Learning Social Navigation from Demonstrations with Conditional Neural Processes
This addresses the challenge of adaptable social navigation for robots in diverse human settings, though it is incremental as it builds on existing neural architectures.
The paper tackles the problem of social navigation for robots in human environments by learning global and local controllers from demonstrations using Conditional Neural Processes, resulting in fewer personal-zone violations and reduced discomfort.

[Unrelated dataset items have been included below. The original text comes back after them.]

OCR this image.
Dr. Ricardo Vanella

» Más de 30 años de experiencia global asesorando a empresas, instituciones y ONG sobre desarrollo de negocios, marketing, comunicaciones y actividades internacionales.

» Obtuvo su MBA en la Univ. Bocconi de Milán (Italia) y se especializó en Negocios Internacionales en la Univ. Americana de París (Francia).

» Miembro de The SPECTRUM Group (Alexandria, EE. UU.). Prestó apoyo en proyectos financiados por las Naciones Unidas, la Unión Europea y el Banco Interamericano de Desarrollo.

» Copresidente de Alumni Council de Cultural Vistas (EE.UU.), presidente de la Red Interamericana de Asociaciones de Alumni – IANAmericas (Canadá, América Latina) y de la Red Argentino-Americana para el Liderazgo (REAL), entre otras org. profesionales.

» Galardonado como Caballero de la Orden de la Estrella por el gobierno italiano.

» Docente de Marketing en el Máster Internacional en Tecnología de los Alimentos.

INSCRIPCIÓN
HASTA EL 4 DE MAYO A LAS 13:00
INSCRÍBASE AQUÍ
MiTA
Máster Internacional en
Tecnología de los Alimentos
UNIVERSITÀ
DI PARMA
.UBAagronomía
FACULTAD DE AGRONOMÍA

Sociability is essential for modern robots to increase their acceptability in human environments. Traditional techniques use manually engineered utility functions inspired by observing pedestrian behaviors to achieve social navigation. However, social aspects of navigation are diverse, changing across different types of environments, societies, and population densities, making it unrealistic to use hand-crafted techniques in each domain. This paper presents a data-driven navigation architecture that uses state-of-the-art neural architectures, namely Conditional Neural Processes, to learn global and local controllers of the mobile robot from observations. Additionally, we leverage a state-of-the-art, deep prediction mechanism to detect situations not similar to the trained ones, where reactive controllers step in to ensure safe navigation. Our results demonstrate that the proposed framework can successfully carry out navigation tasks regarding social norms in the data. Further, we showed that our system produces fewer personal-zone violations, causing less discomfort.